Michael Brecker was not a rock star, but I'd be willing to bet that you've heard him play. His sax appeared on a stunning number of records that span the worlds of jazz (including the fusion/funk of the Brecker Brothers, with brother Randy), pop, folk, and rock. A complete credits list can be seen at Brecker's AllMusic page. Here's a (very) condensed list: Aerosmith (Get Your Wings), James Taylor (One Man Dog), John Lennon (Mind Games), Todd Rundgren (Something/Anything?), The Average White Band (AWB), Blue Oyster Cult (Agents Of Fortune), Parliament (Mothership Connection), Frank Zappa (Zappa in New York), Paul Simon (One Trick Pony), Mark Knopfler (Local Hero), Yoko Ono (Seasons Of Glass), Joni Mitchell (Shadows and Light), Pat Metheny (80/81), Bill Chinnock (Badlands), Bruce Springsteen (Born To Run).
The last handful of entries illustrates how an artist can draw a "thread of influence" through a long segment of what we think of as "our" music.
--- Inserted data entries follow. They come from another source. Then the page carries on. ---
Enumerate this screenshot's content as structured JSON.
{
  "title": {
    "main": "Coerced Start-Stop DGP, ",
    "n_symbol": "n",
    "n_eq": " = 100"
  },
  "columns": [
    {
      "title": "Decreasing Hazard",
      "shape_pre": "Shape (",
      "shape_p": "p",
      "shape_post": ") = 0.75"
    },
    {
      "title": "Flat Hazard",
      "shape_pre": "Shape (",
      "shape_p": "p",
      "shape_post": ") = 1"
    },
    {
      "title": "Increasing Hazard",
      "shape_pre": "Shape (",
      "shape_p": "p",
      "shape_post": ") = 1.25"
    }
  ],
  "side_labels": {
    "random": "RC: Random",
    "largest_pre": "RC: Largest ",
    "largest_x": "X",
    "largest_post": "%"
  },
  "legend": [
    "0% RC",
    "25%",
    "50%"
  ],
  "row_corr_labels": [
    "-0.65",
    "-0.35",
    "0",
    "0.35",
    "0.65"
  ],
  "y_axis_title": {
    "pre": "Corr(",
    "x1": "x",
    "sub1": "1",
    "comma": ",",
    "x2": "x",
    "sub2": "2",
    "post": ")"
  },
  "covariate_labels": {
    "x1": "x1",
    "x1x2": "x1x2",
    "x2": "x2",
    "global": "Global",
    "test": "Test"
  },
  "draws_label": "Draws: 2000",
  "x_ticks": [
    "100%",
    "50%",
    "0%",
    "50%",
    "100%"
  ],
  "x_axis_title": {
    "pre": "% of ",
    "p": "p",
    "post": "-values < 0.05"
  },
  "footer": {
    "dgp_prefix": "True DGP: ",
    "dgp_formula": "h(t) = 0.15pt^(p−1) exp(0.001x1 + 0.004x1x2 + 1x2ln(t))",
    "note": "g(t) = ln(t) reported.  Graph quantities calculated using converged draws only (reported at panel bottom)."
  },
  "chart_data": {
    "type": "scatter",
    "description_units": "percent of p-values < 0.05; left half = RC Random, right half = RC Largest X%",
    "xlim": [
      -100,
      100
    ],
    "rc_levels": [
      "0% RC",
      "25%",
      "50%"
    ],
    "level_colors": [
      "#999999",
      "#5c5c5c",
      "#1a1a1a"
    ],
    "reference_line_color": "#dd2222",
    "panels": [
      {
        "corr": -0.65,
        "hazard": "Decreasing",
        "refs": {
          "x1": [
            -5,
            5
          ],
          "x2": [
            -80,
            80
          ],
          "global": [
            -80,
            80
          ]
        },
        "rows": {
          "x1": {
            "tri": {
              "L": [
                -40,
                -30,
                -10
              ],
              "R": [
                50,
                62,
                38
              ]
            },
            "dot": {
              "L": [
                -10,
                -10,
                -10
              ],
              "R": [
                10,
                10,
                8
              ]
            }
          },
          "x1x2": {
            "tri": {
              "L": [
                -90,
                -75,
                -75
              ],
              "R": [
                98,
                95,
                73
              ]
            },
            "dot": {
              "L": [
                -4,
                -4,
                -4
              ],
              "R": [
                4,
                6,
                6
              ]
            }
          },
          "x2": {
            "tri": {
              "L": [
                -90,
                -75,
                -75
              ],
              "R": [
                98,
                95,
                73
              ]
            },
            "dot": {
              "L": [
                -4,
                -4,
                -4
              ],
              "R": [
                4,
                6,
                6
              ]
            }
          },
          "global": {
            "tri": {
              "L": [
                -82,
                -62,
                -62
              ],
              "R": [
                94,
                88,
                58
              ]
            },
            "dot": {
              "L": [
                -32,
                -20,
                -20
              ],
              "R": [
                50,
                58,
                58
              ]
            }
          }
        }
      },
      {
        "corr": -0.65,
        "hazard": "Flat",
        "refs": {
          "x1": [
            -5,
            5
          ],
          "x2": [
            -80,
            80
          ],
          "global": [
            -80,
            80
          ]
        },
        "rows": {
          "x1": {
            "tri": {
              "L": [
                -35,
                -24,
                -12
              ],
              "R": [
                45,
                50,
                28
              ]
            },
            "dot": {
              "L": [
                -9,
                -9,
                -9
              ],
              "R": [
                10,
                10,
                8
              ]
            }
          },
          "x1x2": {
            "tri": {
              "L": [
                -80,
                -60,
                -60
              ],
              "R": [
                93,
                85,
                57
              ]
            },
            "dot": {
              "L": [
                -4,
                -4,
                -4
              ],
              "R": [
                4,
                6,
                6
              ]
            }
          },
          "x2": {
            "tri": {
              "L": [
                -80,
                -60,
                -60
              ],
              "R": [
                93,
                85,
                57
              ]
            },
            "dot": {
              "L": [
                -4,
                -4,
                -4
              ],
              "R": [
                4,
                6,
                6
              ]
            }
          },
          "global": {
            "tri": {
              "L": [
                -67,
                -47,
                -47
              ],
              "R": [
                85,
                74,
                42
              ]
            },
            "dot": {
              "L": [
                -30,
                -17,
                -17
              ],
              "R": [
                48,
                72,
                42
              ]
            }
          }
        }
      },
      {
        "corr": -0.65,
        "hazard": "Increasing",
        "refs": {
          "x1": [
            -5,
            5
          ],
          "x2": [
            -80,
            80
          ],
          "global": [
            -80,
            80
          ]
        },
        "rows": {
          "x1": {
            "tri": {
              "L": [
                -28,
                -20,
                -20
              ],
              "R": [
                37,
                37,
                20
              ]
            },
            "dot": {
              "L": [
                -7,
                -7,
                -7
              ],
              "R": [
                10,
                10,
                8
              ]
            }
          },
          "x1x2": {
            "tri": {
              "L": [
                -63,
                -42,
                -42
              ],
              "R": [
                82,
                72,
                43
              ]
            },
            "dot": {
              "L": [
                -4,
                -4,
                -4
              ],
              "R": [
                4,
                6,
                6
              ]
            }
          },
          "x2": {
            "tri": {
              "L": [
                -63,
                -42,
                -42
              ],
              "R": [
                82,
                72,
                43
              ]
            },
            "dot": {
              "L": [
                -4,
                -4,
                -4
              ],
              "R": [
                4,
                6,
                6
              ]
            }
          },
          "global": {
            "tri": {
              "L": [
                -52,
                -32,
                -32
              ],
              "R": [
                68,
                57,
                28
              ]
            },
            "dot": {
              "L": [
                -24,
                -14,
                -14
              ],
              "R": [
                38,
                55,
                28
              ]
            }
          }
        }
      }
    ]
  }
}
Most folks reading this are probably not familiar with the name Bill Chinnock. Chinnock was part of the Asbury Park gang, playing with a group that went on to become the E-Street Band. He was also a musical hero of mine back in the my college days. Kind of interesting to me that Michael Brecker played on Chinnock's Badlands as well as Springsteen's Born To Run.
Brecker played in Joni Mitchell's stellar touring band that was documented on Shadows and Light. What a band that was with Pat Metheny on guitar, Lyle Mays on keys, Jaco Pastorious on bass and Don Elias on percussion. The lineup on Tales from the Hudson is equally amazing — Metheny, Jack DeJohnette, Joey Calderazzo, Dave Holland and on two tracks: McCoy Tyner and Don Alias. My mind's ear can draw a line from my listening past all the way through to the present while listening to the smoldering version of Metheny's "Song For Bilbao" (on which Tyner and Alias play). Sure, it's a little sad that that thread of memory now contains death…but that does nothing to diminish this music.